One year after Congress stipulated that Army chaplains be Christians, Abraham Lincoln appointed the Army's first Jewish chaplain.
Nicknamed the "sweet singer of Israel," Rabbi Jacob Frankel was the vastly popular rabbi and cantor of Philadelphia's Congregation Rodeph Shalom. A native of Bavaria, Frankel came from a musical family and was already an accomplished cantor when he acceded to the Philadelphia post.
In 1861, Congress ordered each regiment to secure a military chaplain, who "must be a regular ordained minister of a Christian denomination." This distressed Jewish groups, and one of them, the Board of Delegates of American Israelites, sent Rabbi Arnold Fischel (who had been acting unofficially as a military chaplain) to Washington.

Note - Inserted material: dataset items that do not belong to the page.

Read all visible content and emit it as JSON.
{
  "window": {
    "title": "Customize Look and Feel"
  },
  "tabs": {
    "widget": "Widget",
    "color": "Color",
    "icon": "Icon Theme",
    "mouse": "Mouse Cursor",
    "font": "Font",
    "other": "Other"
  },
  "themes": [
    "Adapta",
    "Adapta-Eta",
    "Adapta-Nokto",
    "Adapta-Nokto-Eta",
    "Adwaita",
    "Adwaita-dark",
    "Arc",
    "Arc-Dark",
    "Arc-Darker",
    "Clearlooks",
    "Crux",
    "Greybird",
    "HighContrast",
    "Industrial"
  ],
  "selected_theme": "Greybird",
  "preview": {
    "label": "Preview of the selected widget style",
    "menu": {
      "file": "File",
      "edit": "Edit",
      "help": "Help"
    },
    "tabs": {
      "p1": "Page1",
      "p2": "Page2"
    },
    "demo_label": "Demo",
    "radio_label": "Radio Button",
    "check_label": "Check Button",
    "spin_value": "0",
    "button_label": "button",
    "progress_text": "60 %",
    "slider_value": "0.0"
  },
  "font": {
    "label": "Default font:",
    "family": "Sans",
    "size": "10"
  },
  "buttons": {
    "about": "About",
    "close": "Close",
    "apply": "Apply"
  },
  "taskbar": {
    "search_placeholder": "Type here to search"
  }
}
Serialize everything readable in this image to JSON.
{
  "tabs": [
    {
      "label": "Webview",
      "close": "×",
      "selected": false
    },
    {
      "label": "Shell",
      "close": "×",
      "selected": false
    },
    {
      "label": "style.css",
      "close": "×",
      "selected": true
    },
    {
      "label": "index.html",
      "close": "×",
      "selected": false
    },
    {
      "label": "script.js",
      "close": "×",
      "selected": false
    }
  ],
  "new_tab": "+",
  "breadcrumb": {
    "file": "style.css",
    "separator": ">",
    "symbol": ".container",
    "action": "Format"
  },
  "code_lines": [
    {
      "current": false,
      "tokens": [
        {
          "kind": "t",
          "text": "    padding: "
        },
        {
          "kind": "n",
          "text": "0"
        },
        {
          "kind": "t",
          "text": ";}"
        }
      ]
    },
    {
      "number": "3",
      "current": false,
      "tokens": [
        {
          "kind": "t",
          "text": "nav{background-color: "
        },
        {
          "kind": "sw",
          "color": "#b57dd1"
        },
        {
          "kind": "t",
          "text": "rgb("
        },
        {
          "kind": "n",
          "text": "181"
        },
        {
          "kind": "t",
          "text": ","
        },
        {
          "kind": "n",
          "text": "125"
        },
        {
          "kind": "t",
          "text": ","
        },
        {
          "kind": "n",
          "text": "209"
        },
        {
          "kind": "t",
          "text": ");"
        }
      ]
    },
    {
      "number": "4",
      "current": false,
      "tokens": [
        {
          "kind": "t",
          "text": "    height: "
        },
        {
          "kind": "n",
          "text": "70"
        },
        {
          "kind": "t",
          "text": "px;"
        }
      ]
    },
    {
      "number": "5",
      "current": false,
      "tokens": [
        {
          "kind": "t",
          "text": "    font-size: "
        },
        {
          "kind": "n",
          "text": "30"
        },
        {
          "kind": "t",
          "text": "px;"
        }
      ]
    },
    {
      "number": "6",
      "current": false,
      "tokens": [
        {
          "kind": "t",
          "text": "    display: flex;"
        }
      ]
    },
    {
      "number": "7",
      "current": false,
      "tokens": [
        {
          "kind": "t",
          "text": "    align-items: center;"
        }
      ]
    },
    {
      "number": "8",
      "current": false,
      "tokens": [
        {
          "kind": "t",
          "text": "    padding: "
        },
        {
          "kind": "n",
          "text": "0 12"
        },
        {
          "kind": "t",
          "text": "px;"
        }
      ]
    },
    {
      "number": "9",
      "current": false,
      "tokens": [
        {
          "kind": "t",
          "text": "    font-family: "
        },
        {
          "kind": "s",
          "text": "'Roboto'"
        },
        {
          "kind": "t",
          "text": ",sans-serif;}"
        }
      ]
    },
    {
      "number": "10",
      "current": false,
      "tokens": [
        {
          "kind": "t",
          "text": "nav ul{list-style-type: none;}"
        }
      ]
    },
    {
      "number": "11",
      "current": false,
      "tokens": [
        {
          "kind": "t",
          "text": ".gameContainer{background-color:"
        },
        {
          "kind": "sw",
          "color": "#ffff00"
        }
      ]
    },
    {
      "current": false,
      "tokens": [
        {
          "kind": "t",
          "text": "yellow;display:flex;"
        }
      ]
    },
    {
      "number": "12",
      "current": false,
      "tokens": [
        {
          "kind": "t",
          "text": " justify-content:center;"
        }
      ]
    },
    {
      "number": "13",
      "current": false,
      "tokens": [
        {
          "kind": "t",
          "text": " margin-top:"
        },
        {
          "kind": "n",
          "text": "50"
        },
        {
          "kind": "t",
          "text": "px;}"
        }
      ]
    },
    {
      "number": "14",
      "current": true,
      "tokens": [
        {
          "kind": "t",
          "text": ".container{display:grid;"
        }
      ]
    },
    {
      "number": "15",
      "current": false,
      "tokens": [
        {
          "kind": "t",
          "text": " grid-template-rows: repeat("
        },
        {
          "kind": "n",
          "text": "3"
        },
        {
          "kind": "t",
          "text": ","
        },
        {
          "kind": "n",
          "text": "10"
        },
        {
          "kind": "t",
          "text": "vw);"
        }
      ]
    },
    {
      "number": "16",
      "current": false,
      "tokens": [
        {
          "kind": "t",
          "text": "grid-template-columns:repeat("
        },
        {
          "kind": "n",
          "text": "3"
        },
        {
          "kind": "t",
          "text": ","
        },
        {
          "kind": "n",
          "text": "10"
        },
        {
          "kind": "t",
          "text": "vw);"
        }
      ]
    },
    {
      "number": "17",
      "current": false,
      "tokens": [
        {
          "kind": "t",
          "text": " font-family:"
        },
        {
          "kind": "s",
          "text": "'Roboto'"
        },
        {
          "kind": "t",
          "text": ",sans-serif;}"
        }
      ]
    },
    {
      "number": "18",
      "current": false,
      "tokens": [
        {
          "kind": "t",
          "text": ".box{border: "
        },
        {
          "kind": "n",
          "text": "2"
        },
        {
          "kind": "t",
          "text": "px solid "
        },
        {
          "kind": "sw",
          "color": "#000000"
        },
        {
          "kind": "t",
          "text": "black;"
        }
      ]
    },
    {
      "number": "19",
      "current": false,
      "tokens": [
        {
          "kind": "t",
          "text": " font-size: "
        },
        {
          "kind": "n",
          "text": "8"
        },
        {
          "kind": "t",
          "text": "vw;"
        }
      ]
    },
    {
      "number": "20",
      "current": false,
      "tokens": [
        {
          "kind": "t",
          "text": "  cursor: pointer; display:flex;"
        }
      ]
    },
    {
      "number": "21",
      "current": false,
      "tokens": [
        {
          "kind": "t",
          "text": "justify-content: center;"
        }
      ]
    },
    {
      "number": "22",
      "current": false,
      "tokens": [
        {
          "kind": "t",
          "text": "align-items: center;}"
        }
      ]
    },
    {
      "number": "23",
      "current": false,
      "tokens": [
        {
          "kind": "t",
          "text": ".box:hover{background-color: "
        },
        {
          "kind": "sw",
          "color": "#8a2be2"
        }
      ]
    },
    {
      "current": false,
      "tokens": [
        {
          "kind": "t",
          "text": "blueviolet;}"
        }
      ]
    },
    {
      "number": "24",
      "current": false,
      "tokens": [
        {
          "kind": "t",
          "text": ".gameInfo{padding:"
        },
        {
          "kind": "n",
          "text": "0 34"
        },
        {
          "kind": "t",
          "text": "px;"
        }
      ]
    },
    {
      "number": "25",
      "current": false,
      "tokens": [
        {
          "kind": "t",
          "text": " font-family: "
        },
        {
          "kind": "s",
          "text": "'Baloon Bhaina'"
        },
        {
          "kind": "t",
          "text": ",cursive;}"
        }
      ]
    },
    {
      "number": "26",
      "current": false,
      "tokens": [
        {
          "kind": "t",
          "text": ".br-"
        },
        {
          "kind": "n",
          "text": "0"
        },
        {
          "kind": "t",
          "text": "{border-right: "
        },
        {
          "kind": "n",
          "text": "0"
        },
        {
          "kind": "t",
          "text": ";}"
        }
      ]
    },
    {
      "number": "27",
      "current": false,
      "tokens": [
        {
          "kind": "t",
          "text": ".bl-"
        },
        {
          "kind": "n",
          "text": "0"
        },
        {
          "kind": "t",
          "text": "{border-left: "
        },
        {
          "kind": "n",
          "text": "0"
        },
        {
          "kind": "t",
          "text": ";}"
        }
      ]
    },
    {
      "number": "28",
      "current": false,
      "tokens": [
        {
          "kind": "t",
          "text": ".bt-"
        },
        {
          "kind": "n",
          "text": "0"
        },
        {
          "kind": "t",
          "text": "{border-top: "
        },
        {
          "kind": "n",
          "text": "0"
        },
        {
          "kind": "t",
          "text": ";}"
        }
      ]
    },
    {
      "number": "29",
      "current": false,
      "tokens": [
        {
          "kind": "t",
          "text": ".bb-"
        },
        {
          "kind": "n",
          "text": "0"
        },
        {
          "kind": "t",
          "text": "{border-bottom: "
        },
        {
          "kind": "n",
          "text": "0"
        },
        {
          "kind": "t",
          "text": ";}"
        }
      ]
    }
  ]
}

Fischel persuaded Lincoln, who persuaded Congress to amend the law. Henceforth, military chaplains would be "regularly ordained ... of some religious denomination." This was, Bertram W. Korn writes in the book "American Jewry and the Civil War," the first federal victory for American Jews.
Almost as soon as the law changed, the Board of Ministers of the Hebrew Congregations of Philadelphia requested a Jewish hospital chaplain. Philadelphia was becoming "a central depository for sick and wounded soldiers," and two soldiers of Jewish faith had already died without benefit of clergy.
Frankel's fellow clergymen nominated the popular rabbi, and Lincoln signed the commission on Sept. 18, 1862. For three years, he acted as Army chaplain, singing, chanting and praying with soldiers.
Frankel continued to serve Rodeph Shalom (today the oldest active Ashkenazic synagogue in the United States) as a cantor while he served the military in the Army of the Potomac. But he so cherished his military experience, Korn writes, that he framed his commission and hung it on the wall of his home.